Hospedar and alojar both refer to being a host in the sense of receiving guests/visitors and/or giving them lodging/accomodation. Neither of them refer to being a host in the much broader sense that host has in English, but hospedar is much closer, since alojar just means "to provide a place" (also dar/proveer/brindar alojamiento).
In any case hospedar and anfitrión are not as directly related (semantically) as host (the verb) and host (the noun) are in English.

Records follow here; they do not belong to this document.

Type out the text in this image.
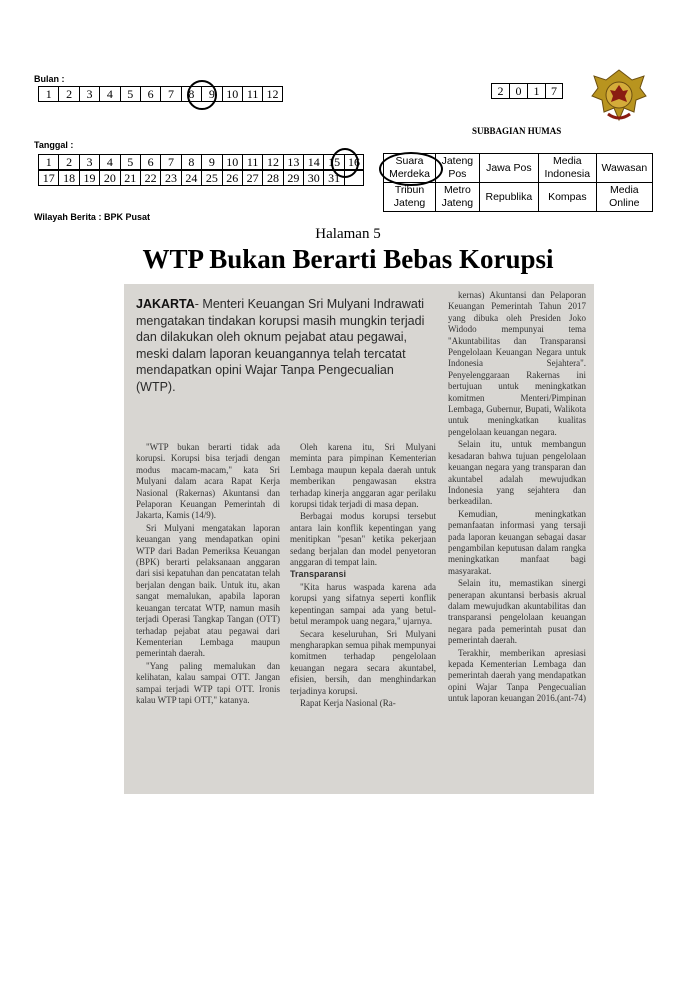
Bulan :
1	2	3	4	5	6	7	8	9 10 11 12	2	0	1 7
SUBBAGIAN HUMAS
Tanggal :
1	2	3	4	5	6	7	8	9 10 11 12 13 14 15 16
17 18 19 20 21 22 23 24 25 26 27 28 29 30 31
Suara Merdeka	Jateng Pos	Jawa Pos	Media Indonesia	Wawasan
Tribun Jateng	Metro Jateng	Republika	Kompas	Media Online
Wilayah Berita : BPK Pusat
Halaman 5
WTP Bukan Berarti Bebas Korupsi
JAKARTA- Menteri Keuangan Sri Mulyani Indrawati mengatakan tindakan korupsi masih mungkin terjadi dan dilakukan oleh oknum pejabat atau pegawai, meski dalam laporan keuangannya telah tercatat mendapatkan opini Wajar Tanpa Pengecualian (WTP).

"WTP bukan berarti tidak ada korupsi. Korupsi bisa terjadi dengan modus macam-macam," kata Sri Mulyani dalam acara Rapat Kerja Nasional (Rakernas) Akuntansi dan Pelaporan Keuangan Pemerintah di Jakarta, Kamis (14/9).

Sri Mulyani mengatakan laporan keuangan yang mendapatkan opini WTP dari Badan Pemeriksa Keuangan (BPK) berarti pelaksanaan anggaran dari sisi kepatuhan dan pencatatan telah berjalan dengan baik. Untuk itu, akan sangat memalukan, apabila laporan keuangan tercatat WTP, namun masih terjadi Operasi Tangkap Tangan (OTT) terhadap pejabat atau pegawai dari Kementerian Lembaga maupun pemerintah daerah.

"Yang paling memalukan dan kelihatan, kalau sampai OTT. Jangan sampai terjadi WTP tapi OTT. Ironis kalau WTP tapi OTT," katanya.

Oleh karena itu, Sri Mulyani meminta para pimpinan Kementerian Lembaga maupun kepala daerah untuk memberikan pengawasan ekstra terhadap kinerja anggaran agar perilaku korupsi tidak terjadi di masa depan.

Berbagai modus korupsi tersebut antara lain konflik kepentingan yang menitipkan "pesan" ketika pekerjaan sedang berjalan dan model penyetoran anggaran di tempat lain.

Transparansi

"Kita harus waspada karena ada korupsi yang sifatnya seperti konflik kepentingan sampai ada yang betul-betul merampok uang negara," ujarnya.

Secara keseluruhan, Sri Mulyani mengharapkan semua pihak mempunyai komitmen terhadap pengelolaan keuangan negara secara akuntabel, efisien, bersih, dan menghindarkan terjadinya korupsi.

Rapat Kerja Nasional (Ra-

kernas) Akuntansi dan Pelaporan Keuangan Pemerintah Tahun 2017 yang dibuka oleh Presiden Joko Widodo mempunyai tema "Akuntabilitas dan Transparansi Pengelolaan Keuangan Negara untuk Indonesia Sejahtera". Penyelenggaraan Rakernas ini bertujuan untuk meningkatkan komitmen Menteri/Pimpinan Lembaga, Gubernur, Bupati, Walikota untuk meningkatkan kualitas pengelolaan keuangan negara.

Selain itu, untuk membangun kesadaran bahwa tujuan pengelolaan keuangan negara yang transparan dan akuntabel adalah mewujudkan Indonesia yang sejahtera dan berkeadilan.

Kemudian, meningkatkan pemanfaatan informasi yang tersaji pada laporan keuangan sebagai dasar pengambilan keputusan dalam rangka meningkatkan manfaat bagi masyarakat.

Selain itu, memastikan sinergi penerapan akuntansi berbasis akrual dalam mewujudkan akuntabilitas dan transparansi pengelolaan keuangan negara pada pemerintah pusat dan pemerintah daerah.

Terakhir, memberikan apresiasi kepada Kementerian Lembaga dan pemerintah daerah yang mendapatkan opini Wajar Tanpa Pengecualian untuk laporan keuangan 2016.(ant-74)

You might refer to Russia as the anfitrión (anfitriona?) of the 2018 FIFA World Cup, but you wouldn't say «Rusia hospedará la Copa Mundial de la FIFA». In such cases you're better off just using the noun.

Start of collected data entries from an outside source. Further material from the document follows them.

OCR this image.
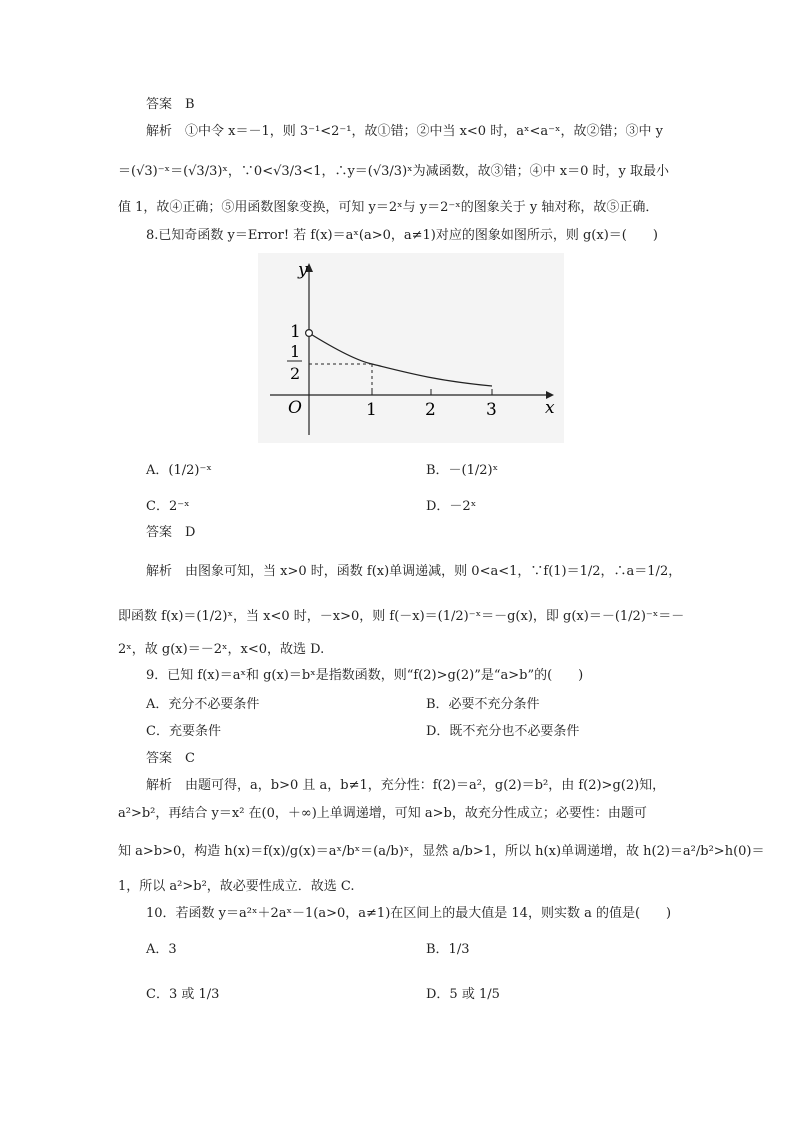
答案　B
解析　①中令 x＝－1，则 3⁻¹<2⁻¹，故①错；②中当 x<0 时，aˣ<a⁻ˣ，故②错；③中 y
＝(√3)⁻ˣ＝(√3/3)ˣ，∵0<√3/3<1，∴y＝(√3/3)ˣ为减函数，故③错；④中 x＝0 时，y 取最小
值 1，故④正确；⑤用函数图象变换，可知 y＝2ˣ与 y＝2⁻ˣ的图象关于 y 轴对称，故⑤正确．
8.已知奇函数 y＝Error! 若 f(x)＝aˣ(a>0，a≠1)对应的图象如图所示，则 g(x)＝(　　)
y
x
O	1	2	3
1
1
2
A．(1/2)⁻ˣ	B．－(1/2)ˣ
C．2⁻ˣ	D．－2ˣ
答案　D
解析　由图象可知，当 x>0 时，函数 f(x)单调递减，则 0<a<1，∵f(1)＝1/2，∴a＝1/2，
即函数 f(x)＝(1/2)ˣ，当 x<0 时，－x>0，则 f(－x)＝(1/2)⁻ˣ＝－g(x)，即 g(x)＝－(1/2)⁻ˣ＝－
2ˣ，故 g(x)＝－2ˣ，x<0，故选 D.
9．已知 f(x)＝aˣ和 g(x)＝bˣ是指数函数，则“f(2)>g(2)”是“a>b”的(　　)
A．充分不必要条件	B．必要不充分条件
C．充要条件	D．既不充分也不必要条件
答案　C
解析　由题可得，a，b>0 且 a，b≠1，充分性：f(2)＝a²，g(2)＝b²，由 f(2)>g(2)知，
a²>b²，再结合 y＝x² 在(0，＋∞)上单调递增，可知 a>b，故充分性成立；必要性：由题可
知 a>b>0，构造 h(x)＝f(x)/g(x)＝aˣ/bˣ＝(a/b)ˣ，显然 a/b>1，所以 h(x)单调递增，故 h(2)＝a²/b²>h(0)＝
1，所以 a²>b²，故必要性成立．故选 C.
10．若函数 y＝a²ˣ＋2aˣ－1(a>0，a≠1)在区间上的最大值是 14，则实数 a 的值是(　　)
A．3	B．1/3
C．3 或 1/3	D．5 或 1/5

In other contexts hospedar is perfectly OK, but it's most natural to use it when there's a personal relationship between the host and the guests: it sounds a bit weird to say
El hotel me hospedó durante dos semanas.
but you would naturally say
Mis amigos me hospedaron durante dos semanas.
(For the former, you would say rather «Me hospedé en el hotel durante dos semanas», with hospedar in the pronominal or pseudo-reflexive form. The latter would work as well as «Me hospedé en lo de unos amigos durante dos semanas».)
You would likewise say:
Mis amigos fueron muy buenos anfitriones.
but not
El hotel fue un muy buen anfitrión.
Etymologically host and hospedar are cognates; host comes to English via French (it has the same root as hospital[ity]), and the corresponding Proto-Indoeuropean root (*ghos-ti) is the source of English guest.